Erinnerung an 75 Jahre Jugendbildungsarbeit auf der GJW-BUKO

75 Jahre Jugendbildungsarbeit im BEFG

Bildung und Gemeinschaft seit 1949

Seit 75 Jahren ist es erklärtes Ziel des BEFG, junge Menschen theologisch und pädagogisch weiterzubilden. Das Jugendseminar in Hamburg wurde ursprünglich zur Ausbildung von Jugendmitarbeitern und -mitarbeiterinnen gegründet, heute ist die GJW Akademie in Elstal ein Ort für Bildung, Diskussion und Gemeinschaft – stets mit dem Ziel, Brücken zwischen Glauben und Gesellschaft zu schlagen.

Im Herbst 1949 nahm das Jugendseminar in Hamburg seine Arbeit auf. In einer Zeit, in der die beiden deutschen Teilstaaten gegründet wurden und der so genannte Kalte Krieg längst am Horizont heraufzog, waren die Menschen in Deutschland mit der Bewältigung des entbehrungsreichen Nachkriegsalltages beschäftigt und vielleicht ganz anfänglich auch mit der Auseinandersetzung zu eigener Schuld und Verantwortung.
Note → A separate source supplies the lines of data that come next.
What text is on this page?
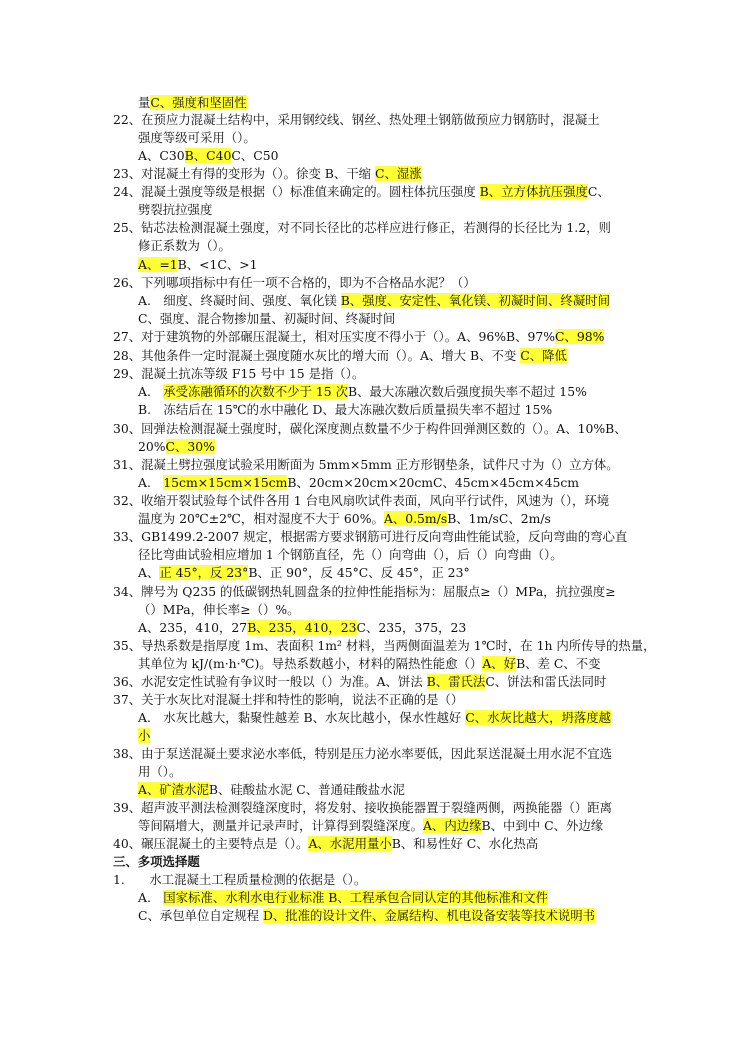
量C、强度和坚固性
22、在预应力混凝土结构中，采用钢绞线、钢丝、热处理土钢筋做预应力钢筋时，混凝土
强度等级可采用（）。
A、C30B、C40C、C50
23、对混凝土有得的变形为（）。徐变 B、干缩 C、湿涨
24、混凝土强度等级是根据（）标准值来确定的。圆柱体抗压强度 B、立方体抗压强度C、
劈裂抗拉强度
25、钻芯法检测混凝土强度，对不同长径比的芯样应进行修正，若测得的长径比为 1.2，则
修正系数为（）。
A、=1B、<1C、>1
26、下列哪项指标中有任一项不合格的，即为不合格品水泥？（）
A.　细度、终凝时间、强度、氧化镁 B、强度、安定性、氧化镁、初凝时间、终凝时间
C、强度、混合物掺加量、初凝时间、终凝时间
27、对于建筑物的外部碾压混凝土，相对压实度不得小于（）。A、96%B、97%C、98%
28、其他条件一定时混凝土强度随水灰比的增大而（）。A、增大 B、不变 C、降低
29、混凝土抗冻等级 F15 号中 15 是指（）。
A.　承受冻融循环的次数不少于 15 次B、最大冻融次数后强度损失率不超过 15%
B.　冻结后在 15℃的水中融化 D、最大冻融次数后质量损失率不超过 15%
30、回弹法检测混凝土强度时，碳化深度测点数量不少于构件回弹测区数的（）。A、10%B、
20%C、30%
31、混凝土劈拉强度试验采用断面为 5mm×5mm 正方形钢垫条，试件尺寸为（）立方体。
A.　15cm×15cm×15cmB、20cm×20cm×20cmC、45cm×45cm×45cm
32、收缩开裂试验每个试件各用 1 台电风扇吹试件表面，风向平行试件，风速为（），环境
温度为 20℃±2℃，相对湿度不大于 60%。A、0.5m/sB、1m/sC、2m/s
33、GB1499.2-2007 规定，根据需方要求钢筋可进行反向弯曲性能试验，反向弯曲的弯心直
径比弯曲试验相应增加 1 个钢筋直径，先（）向弯曲（），后（）向弯曲（）。
A、正 45°，反 23°B、正 90°，反 45°C、反 45°，正 23°
34、牌号为 Q235 的低碳钢热轧圆盘条的拉伸性能指标为：屈服点≥（）MPa，抗拉强度≥
（）MPa，伸长率≥（）%。
A、235，410，27B、235，410，23C、235，375，23
35、导热系数是指厚度 1m、表面积 1m² 材料，当两侧面温差为 1℃时，在 1h 内所传导的热量，
其单位为 kJ/(m·h·℃)。导热系数越小，材料的隔热性能愈（）A、好B、差 C、不变
36、水泥安定性试验有争议时一般以（）为准。A、饼法 B、雷氏法C、饼法和雷氏法同时
37、关于水灰比对混凝土拌和特性的影响，说法不正确的是（）
A.　水灰比越大，黏聚性越差 B、水灰比越小，保水性越好 C、水灰比越大，坍落度越
小
38、由于泵送混凝土要求泌水率低，特别是压力泌水率要低，因此泵送混凝土用水泥不宜选
用（）。
A、矿渣水泥B、硅酸盐水泥 C、普通硅酸盐水泥
39、超声波平测法检测裂缝深度时，将发射、接收换能器置于裂缝两侧，两换能器（）距离
等间隔增大，测量并记录声时，计算得到裂缝深度。A、内边缘B、中到中 C、外边缘
40、碾压混凝土的主要特点是（）。A、水泥用量小B、和易性好 C、水化热高
三、多项选择题
1.　水工混凝土工程质量检测的依据是（）。
A.　国家标准、水利水电行业标准 B、工程承包合同认定的其他标准和文件
C、承包单位自定规程 D、批准的设计文件、金属结构、机电设备安装等技术说明书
Bestimmend war aber eher die Leugnung von Verantwortung und eine unpolitische Selbstzuschreibung.

Johannes Rockel – genannt Hans – wurde vom BEFG beauftragt, eine Bildungseinrichtung zu profilieren, die einen dreifachen Zweck abdecken sollte: Eine zweijährige Ausbildung für Jugendschwestern in den Vereinigungen und den Gemeinden, Hauptlehrgänge von 10 bis 12 Wochen für nebenamtliche Mitarbeiter und Mitarbeiterinnen in der Arbeit mit Kindern und Jugendlichen und Kurzlehrgänge für einzelne Arbeitszweige und Tagungen mit Spezialthemen.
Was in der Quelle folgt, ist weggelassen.